Fast forward about a year or 18 months. By this time I had not only arranged for a second 6 months of sabbatical but had given up my job entirely and was running the B&B where I had originally been a guest. One day I was getting ready to walk into the village to mail a letter to the man I had met when we had both been guests at the B&B several years earlier, when I heard a knock at the door. I went to see who it was and found…the man to whom I had just written. He said I looked as if I had seen a ghost. I handed him the letter I had just finished writing and he saved me the purchase of a stamp!
Fast forward again about a year. It is now autumn of 1989 and I am travelling in the US on my first trip to the States since coming to Scotland in 1986. I am visiting a number of old friends and family. In San Diego I am staying with my mother, but I have decided to give myself a break by going for 2 nights to stay at the city’s YWCA (Young Women’s Christian Association—you don’t have to be Christian to stay there) in the middle of my week of visiting my mother. She doesn’t understand why I want to do this, but for me it is a sort of declaration of independence, a chance to write in my journal and evaluate the time I have just spent with her. The “Y”, as it is known, is a huge building with at least 75 rooms spread over several floors. The rooms have private toilets but there is a large toilet with several sinks and big mirrors on each floor. I go into the large toilet on my floor and see a woman standing at the sink and looking in the mirror. I look into the mirror and my gaze meets hers. We recognize one another—we know one another from the Findhorn community.
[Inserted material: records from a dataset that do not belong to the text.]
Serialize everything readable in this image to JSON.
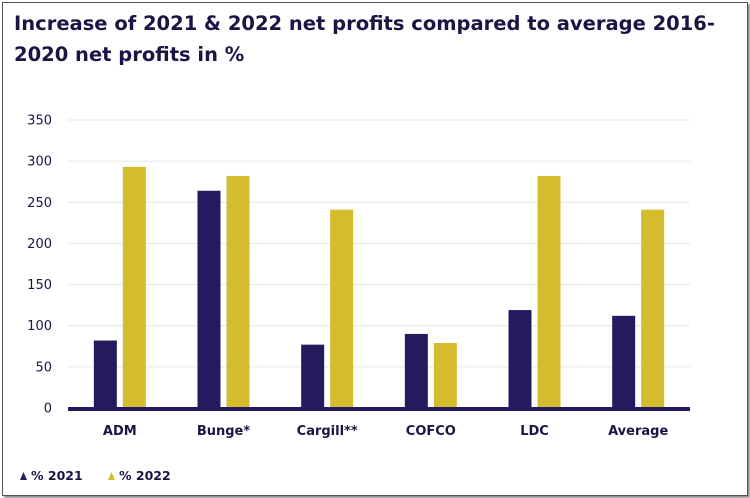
{
  "chart_data": {
    "type": "bar",
    "title": "Increase of 2021 & 2022 net profits compared to average 2016-2020 net profits in %",
    "xlabel": "",
    "ylabel": "",
    "categories": [
      "ADM",
      "Bunge*",
      "Cargill**",
      "COFCO",
      "LDC",
      "Average"
    ],
    "series": [
      {
        "name": "% 2021",
        "color": "#261a5e",
        "values": [
          82,
          264,
          77,
          90,
          119,
          112
        ]
      },
      {
        "name": "% 2022",
        "color": "#d4bc2e",
        "values": [
          293,
          282,
          241,
          79,
          282,
          241
        ]
      }
    ],
    "ylim": [
      0,
      350
    ],
    "yticks": [
      0,
      50,
      100,
      150,
      200,
      250,
      300,
      350
    ],
    "grid": true,
    "legend": "bottom-left",
    "axis_color": "#261a5e",
    "grid_color": "#e6e6e6"
  }
}
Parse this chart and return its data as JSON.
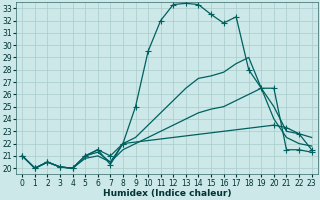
{
  "xlabel": "Humidex (Indice chaleur)",
  "xlim": [
    -0.5,
    23.5
  ],
  "ylim": [
    19.5,
    33.5
  ],
  "yticks": [
    20,
    21,
    22,
    23,
    24,
    25,
    26,
    27,
    28,
    29,
    30,
    31,
    32,
    33
  ],
  "xticks": [
    0,
    1,
    2,
    3,
    4,
    5,
    6,
    7,
    8,
    9,
    10,
    11,
    12,
    13,
    14,
    15,
    16,
    17,
    18,
    19,
    20,
    21,
    22,
    23
  ],
  "bg_color": "#cce8e8",
  "grid_color": "#aacccc",
  "line_color": "#006060",
  "lines": [
    {
      "x": [
        0,
        1,
        2,
        3,
        4,
        5,
        6,
        7,
        8,
        9,
        10,
        11,
        12,
        13,
        14,
        15,
        16,
        17,
        18,
        19,
        20,
        21,
        22,
        23
      ],
      "y": [
        21.0,
        20.0,
        20.5,
        20.1,
        20.0,
        21.0,
        21.5,
        21.0,
        22.0,
        25.0,
        29.5,
        32.0,
        33.3,
        33.4,
        33.3,
        32.5,
        31.8,
        32.3,
        28.0,
        26.5,
        26.5,
        21.5,
        21.5,
        21.3
      ],
      "marker": "+",
      "marker_size": 4,
      "lw": 0.9
    },
    {
      "x": [
        0,
        1,
        2,
        3,
        4,
        5,
        6,
        7,
        8,
        9,
        10,
        11,
        12,
        13,
        14,
        15,
        16,
        17,
        18,
        19,
        20,
        21,
        22,
        23
      ],
      "y": [
        21.0,
        20.0,
        20.5,
        20.1,
        20.0,
        21.0,
        21.3,
        20.5,
        22.0,
        22.5,
        23.5,
        24.5,
        25.5,
        26.5,
        27.3,
        27.5,
        27.8,
        28.5,
        29.0,
        26.5,
        25.0,
        23.0,
        22.8,
        22.5
      ],
      "marker": null,
      "marker_size": 0,
      "lw": 0.9
    },
    {
      "x": [
        0,
        1,
        2,
        3,
        4,
        5,
        6,
        7,
        8,
        9,
        10,
        11,
        12,
        13,
        14,
        15,
        16,
        17,
        18,
        19,
        20,
        21,
        22,
        23
      ],
      "y": [
        21.0,
        20.0,
        20.5,
        20.1,
        20.0,
        20.8,
        21.0,
        20.5,
        21.5,
        22.0,
        22.5,
        23.0,
        23.5,
        24.0,
        24.5,
        24.8,
        25.0,
        25.5,
        26.0,
        26.5,
        24.0,
        22.5,
        22.0,
        21.8
      ],
      "marker": null,
      "marker_size": 0,
      "lw": 0.9
    },
    {
      "x": [
        0,
        1,
        2,
        3,
        4,
        5,
        6,
        7,
        8,
        20,
        21,
        22,
        23
      ],
      "y": [
        21.0,
        20.0,
        20.5,
        20.1,
        20.0,
        21.0,
        21.5,
        20.3,
        22.0,
        23.5,
        23.3,
        22.8,
        21.5
      ],
      "marker": "+",
      "marker_size": 4,
      "lw": 0.9
    }
  ],
  "tick_fontsize": 5.5,
  "label_fontsize": 6.5
}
These could be considered examples of “coincidence” or “serendipity” but to me they have always eerily represented something larger, or deeper, at play in the universe. They informed the first years of my life in the community with the sense of being in the right place and the belief that there are forces at work which have my best interests at heart. I am still here, and grateful to have been able to make a life for myself as part of the community, wearing several hats over the years.
Janice Eddy
I worked here as a psychotherapist in private practice for 30 years on a list with other health professionals within the community, and made jewellery which I sold at community craft fairs.